Leisure is the highly appropriate theme for this summer issue of Architecture Bulletin. When you consider international tourism is the world’s biggest commercial service sector industry it’s not surprising that much of the work of architects do is in some way related to leisure. Think of the number of architects involved in restaurant and café designs, as well as hotels, airports, parks, retail, zoos and all the other facilities at the big end of the leisure scale.

Our laid back lifestyle helps us to create welcoming, relaxing environments, so leisure is an area of work in which Australian architects are highly competitive.

Continuing on the theme of leisure this year, for the international audience we will see the realisation of Australia’s pool-themed exhibition at the 2016 Venice Biennale – which expresses our love of water and how we relate to it. This exhibition is our opportunity to demonstrate to the world the varied and creative ways we have integrated and interpreted the pool into some of our best building designs. See the article on Page 26 for more on this major project.

The past year ended well for the Institute’s role in advocating strategic improvements in the built environment. I am pleased to applaud the first appointments to the Greater Sydney Commission’s key roles.

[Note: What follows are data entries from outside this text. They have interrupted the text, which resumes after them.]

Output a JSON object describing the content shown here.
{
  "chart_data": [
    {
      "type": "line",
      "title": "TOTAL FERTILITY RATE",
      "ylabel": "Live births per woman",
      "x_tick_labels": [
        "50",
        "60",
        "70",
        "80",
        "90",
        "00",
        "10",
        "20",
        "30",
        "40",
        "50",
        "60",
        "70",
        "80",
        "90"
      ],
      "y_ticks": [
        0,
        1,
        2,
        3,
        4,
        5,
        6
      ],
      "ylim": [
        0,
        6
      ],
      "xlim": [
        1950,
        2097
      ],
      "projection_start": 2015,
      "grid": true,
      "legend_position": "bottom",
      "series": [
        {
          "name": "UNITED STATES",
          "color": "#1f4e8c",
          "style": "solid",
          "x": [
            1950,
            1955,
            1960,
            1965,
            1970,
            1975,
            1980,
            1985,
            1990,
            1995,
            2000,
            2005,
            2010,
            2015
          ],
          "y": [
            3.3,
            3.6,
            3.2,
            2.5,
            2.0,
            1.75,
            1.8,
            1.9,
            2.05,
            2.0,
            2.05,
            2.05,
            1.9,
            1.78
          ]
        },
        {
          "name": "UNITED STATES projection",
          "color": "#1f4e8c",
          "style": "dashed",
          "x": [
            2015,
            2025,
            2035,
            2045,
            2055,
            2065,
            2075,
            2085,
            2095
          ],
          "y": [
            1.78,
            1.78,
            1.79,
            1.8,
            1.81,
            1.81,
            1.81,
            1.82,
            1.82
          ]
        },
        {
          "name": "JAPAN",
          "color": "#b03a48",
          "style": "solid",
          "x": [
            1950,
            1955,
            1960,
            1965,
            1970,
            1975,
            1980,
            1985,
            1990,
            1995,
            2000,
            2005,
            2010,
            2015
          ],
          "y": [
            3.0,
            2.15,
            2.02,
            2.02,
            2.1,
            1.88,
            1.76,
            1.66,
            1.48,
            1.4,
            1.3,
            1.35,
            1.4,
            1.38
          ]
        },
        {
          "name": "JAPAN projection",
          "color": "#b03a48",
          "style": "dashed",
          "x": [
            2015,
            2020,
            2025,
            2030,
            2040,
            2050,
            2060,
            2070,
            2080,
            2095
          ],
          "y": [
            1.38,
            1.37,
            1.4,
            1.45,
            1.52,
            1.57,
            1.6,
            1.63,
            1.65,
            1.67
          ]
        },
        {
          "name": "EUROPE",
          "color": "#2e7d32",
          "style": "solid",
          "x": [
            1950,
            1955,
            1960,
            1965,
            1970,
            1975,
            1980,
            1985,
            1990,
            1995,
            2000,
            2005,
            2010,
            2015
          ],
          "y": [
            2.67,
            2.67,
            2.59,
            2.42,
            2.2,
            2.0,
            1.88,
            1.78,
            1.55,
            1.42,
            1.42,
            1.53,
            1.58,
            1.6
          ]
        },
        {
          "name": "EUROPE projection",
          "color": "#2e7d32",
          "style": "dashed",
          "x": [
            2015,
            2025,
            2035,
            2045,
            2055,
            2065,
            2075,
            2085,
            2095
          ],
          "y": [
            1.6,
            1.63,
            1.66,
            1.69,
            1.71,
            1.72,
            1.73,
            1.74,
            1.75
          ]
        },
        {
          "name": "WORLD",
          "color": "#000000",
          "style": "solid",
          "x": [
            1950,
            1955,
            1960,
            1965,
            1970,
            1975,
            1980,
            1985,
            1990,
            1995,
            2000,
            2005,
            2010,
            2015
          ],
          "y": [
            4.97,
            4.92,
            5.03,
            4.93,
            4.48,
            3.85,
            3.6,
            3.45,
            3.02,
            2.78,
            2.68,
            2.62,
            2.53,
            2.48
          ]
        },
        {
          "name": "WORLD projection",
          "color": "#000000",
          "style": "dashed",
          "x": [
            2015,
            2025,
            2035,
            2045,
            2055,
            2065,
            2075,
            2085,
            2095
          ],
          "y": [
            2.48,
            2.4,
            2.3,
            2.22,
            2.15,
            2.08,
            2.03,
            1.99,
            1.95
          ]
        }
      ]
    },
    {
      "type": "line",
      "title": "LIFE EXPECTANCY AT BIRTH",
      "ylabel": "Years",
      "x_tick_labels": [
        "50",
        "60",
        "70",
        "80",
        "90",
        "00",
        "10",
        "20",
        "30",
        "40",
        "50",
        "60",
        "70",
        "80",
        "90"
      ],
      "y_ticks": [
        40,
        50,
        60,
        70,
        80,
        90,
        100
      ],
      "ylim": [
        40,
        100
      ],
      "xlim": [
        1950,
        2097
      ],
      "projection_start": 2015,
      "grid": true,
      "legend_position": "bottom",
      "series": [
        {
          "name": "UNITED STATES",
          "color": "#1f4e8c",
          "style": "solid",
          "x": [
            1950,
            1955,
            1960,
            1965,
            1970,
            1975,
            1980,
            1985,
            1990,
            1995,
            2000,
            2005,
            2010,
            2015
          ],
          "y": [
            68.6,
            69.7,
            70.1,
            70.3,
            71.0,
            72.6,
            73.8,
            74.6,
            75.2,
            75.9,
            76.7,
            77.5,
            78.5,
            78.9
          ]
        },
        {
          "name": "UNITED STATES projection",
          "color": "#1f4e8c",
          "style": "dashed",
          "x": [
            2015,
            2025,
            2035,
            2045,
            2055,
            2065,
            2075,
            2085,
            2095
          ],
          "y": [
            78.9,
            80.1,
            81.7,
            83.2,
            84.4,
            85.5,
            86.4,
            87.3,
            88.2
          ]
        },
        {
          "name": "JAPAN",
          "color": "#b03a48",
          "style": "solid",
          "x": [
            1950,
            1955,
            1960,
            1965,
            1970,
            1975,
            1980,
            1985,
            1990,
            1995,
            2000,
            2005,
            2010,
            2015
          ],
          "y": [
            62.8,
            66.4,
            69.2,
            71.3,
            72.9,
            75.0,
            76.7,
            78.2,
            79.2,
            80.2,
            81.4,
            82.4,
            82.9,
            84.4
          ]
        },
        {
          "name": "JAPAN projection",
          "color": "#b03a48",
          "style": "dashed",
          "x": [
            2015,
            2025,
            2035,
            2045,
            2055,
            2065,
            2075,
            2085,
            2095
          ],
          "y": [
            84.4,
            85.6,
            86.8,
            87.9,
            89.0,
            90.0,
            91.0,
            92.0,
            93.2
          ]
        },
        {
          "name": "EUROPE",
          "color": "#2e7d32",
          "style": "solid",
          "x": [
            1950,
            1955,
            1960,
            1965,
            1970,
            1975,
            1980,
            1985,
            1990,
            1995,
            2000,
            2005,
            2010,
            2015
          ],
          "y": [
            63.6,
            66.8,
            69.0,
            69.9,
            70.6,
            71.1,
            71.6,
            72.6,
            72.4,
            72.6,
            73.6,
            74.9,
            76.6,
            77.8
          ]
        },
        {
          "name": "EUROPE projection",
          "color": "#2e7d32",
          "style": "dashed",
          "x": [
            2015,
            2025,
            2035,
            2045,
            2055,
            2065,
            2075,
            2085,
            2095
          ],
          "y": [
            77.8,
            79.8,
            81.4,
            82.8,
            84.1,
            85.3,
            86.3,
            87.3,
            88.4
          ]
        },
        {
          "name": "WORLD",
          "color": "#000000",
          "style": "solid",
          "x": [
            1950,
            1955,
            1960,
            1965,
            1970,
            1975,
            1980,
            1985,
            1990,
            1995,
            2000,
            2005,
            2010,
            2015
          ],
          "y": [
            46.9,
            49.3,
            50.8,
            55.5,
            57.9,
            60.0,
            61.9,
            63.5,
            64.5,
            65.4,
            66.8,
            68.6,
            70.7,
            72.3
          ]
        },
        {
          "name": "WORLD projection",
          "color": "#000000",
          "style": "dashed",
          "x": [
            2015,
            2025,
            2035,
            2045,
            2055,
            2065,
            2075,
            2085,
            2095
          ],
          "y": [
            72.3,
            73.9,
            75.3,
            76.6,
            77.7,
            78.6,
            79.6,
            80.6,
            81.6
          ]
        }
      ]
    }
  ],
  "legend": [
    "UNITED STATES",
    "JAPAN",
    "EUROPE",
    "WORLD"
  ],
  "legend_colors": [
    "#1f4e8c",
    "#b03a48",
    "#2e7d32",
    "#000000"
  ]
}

I am confident that the team at the top – Lucy Turnbull as Chief Commissioner and Sarah Hill as Chief Executive – will steer the Commission in the right direction.

Even more important for us, the appointment of Institute member Rod Simpson as Environment Commissioner is an extremely positive move. Rod’s experience and expertise make him admirably suited for this new role. He led the urban design and spatial planning component of the City of Sydney’s Sustainable Sydney 2030 Strategy and has been Director of the Urban Design Program at the University of Sydney for the last four years. Prior to these achievements he developed the Green Olympic Village concept, was Manager of Urban Design at the Sydney Harbour Federation Trust and was involved in the development of the ‘City of Cities’ metropolitan strategy for Sydney.

Another esteemed Institute member was recognised in a major appointment late last year. Helen Lochhead has been appointed Dean of the Faculty of Built Environment at the University of NSW, replacing Professor Alec Tzannes in February this year. Helen is moving on from her roles as Deputy NSW Government Architect and Adjunct Professor at the University of Sydney. Previously she has also taught at UTS and internationally at Harvard, MIT, Columbia University and the New York Institute of Technology.

Helen is a previous recipient of both Fulbright and Churchill Fellowships, and most recently completed a Loeb Fellowship at Harvard University interrogating proposals and governance models for more resilient and liveable cities. She is a Fellow of the Institute and is Honorary Secretary of the National Council.

Congratulations to both Helen and Rod on these prestigious and influential appointments.